I believe it’s perfectly possible to spend an entire lifetime looking at ordinary things and events—family, friends, fear, and disappointments—and never have the smallest hint that God is there or that He is active in our lives.
It’s easy. Happens all the time.
It’s possible to look back on a life—all the things that have happened up till now—and not see any kind of pattern. It’s also possible to look into the future and see more of the same. It’s even possible to have an occasional glimpse into another dimension, a one-time spiritual awakening, then lapse back into the ordinary and never really be changed.
But here’s the alternative: We can choose to spend life in the same circumstances, the same places, among all the same people, and continually be struck by the wonderful truth that God is there, that He’s in control, that He loves us and is aware of us and wants us to be part of what He’s doing in the world.

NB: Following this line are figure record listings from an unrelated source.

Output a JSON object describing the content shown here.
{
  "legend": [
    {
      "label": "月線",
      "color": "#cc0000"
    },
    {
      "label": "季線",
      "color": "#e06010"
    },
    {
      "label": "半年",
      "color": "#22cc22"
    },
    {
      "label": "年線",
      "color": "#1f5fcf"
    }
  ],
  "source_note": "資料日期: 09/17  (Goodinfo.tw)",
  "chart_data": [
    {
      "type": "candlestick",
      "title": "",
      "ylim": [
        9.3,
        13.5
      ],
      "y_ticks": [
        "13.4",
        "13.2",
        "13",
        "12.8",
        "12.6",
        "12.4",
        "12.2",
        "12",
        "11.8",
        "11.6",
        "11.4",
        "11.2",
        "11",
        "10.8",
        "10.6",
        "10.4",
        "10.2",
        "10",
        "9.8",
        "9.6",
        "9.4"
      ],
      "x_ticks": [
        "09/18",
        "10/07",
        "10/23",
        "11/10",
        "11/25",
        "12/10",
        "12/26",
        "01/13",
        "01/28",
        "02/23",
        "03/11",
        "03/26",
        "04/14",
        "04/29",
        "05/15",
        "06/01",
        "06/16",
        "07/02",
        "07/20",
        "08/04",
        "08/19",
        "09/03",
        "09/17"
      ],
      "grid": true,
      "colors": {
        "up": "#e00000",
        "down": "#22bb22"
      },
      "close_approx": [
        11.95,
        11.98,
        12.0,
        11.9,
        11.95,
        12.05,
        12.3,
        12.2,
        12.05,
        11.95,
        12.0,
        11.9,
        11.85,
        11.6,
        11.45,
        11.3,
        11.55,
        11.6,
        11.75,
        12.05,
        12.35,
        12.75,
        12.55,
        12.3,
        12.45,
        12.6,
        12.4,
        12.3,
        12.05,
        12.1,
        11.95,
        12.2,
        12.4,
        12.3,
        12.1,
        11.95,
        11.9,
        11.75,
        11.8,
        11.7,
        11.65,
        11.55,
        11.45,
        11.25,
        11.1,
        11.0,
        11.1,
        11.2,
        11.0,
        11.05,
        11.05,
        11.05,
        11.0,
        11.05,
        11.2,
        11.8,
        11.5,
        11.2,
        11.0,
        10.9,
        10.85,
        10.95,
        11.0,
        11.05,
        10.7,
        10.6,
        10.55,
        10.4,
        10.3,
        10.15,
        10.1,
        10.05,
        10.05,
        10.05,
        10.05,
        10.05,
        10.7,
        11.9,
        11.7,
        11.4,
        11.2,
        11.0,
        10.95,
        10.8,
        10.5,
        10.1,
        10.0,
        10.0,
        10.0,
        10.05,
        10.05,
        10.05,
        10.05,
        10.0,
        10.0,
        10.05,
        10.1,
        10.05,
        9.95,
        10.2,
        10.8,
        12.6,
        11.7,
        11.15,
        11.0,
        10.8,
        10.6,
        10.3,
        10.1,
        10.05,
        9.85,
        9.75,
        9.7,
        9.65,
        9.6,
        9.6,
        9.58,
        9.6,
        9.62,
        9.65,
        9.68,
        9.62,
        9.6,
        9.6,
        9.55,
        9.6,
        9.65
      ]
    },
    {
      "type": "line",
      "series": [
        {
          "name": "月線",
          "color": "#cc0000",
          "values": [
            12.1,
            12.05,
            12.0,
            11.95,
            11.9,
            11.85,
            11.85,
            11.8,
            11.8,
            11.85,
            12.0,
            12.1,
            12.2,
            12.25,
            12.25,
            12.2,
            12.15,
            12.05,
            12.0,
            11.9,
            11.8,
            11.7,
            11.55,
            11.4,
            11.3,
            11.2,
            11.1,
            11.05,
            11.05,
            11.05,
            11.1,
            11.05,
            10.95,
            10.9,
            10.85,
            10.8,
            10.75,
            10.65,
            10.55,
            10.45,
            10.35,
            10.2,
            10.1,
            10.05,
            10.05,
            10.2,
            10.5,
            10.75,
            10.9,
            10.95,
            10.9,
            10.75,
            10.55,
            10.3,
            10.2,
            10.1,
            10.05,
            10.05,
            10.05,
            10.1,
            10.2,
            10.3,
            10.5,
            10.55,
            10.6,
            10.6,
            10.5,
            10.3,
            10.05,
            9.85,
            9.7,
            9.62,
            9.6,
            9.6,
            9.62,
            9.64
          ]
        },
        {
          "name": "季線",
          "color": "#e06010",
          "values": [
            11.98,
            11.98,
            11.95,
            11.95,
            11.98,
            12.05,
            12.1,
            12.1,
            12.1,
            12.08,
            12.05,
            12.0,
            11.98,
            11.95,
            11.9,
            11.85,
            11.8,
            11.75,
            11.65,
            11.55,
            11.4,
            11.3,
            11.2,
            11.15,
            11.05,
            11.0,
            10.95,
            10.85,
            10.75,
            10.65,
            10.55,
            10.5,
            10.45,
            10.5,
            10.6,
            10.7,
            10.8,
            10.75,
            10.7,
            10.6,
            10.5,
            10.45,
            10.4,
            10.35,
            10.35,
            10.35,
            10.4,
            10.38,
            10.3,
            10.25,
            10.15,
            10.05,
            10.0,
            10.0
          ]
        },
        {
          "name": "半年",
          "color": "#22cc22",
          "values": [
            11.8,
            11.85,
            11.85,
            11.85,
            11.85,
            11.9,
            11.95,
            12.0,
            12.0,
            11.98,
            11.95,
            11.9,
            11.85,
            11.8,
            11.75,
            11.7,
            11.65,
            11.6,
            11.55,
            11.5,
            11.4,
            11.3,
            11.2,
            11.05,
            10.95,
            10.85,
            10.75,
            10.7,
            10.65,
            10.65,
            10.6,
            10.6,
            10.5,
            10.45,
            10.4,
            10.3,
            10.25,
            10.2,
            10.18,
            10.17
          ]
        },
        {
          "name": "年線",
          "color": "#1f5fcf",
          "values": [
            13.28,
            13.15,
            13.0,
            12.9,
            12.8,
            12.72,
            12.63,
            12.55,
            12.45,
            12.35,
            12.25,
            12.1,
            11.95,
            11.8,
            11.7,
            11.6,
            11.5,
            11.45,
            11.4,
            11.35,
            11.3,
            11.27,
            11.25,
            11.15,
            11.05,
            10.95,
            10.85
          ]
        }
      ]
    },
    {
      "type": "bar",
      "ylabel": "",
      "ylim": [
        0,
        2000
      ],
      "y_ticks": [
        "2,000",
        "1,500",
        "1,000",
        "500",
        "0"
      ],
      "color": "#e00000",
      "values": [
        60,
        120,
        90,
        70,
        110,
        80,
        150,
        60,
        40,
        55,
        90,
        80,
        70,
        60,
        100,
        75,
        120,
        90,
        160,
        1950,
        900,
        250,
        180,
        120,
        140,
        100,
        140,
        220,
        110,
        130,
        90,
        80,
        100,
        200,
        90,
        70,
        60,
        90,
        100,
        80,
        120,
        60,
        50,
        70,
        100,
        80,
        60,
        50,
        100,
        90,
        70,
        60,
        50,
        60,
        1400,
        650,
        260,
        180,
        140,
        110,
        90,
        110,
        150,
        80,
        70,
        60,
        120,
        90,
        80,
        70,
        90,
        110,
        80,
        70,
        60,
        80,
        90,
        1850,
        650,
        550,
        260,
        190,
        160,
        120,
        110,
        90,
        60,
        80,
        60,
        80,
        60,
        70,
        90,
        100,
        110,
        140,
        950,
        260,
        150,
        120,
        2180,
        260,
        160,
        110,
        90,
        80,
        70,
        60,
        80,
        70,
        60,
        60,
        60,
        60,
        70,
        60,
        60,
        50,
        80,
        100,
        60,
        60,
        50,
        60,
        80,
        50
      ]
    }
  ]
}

There’s a kind a miracle, in other words, that we can choose. We can choose the miracle of a perspective change.
Does that mean that seeing God is just a matter of personal choice?
Not exactly.
It’s always a little difficult to sort out what we can choose and what we can’t choose in this life. Theologians have been trying to sort it out for centuries, juggling concepts of God’s sovereignty and human free will, delving into the mysteries of what is up to us and what is up to God.
It’s a mystery, a paradox—that God is in control of the entire universe, yet He gives us freedom of will. And that paradox is fully in play when it comes to seeing God.
Because ultimately, it is God’s choice to reveal Himself to us.
But we must choose to see what God reveals. We must have what the Bible calls eyes to see and ears to hear and a heart to perceive what the God who sees us is doing in our lives.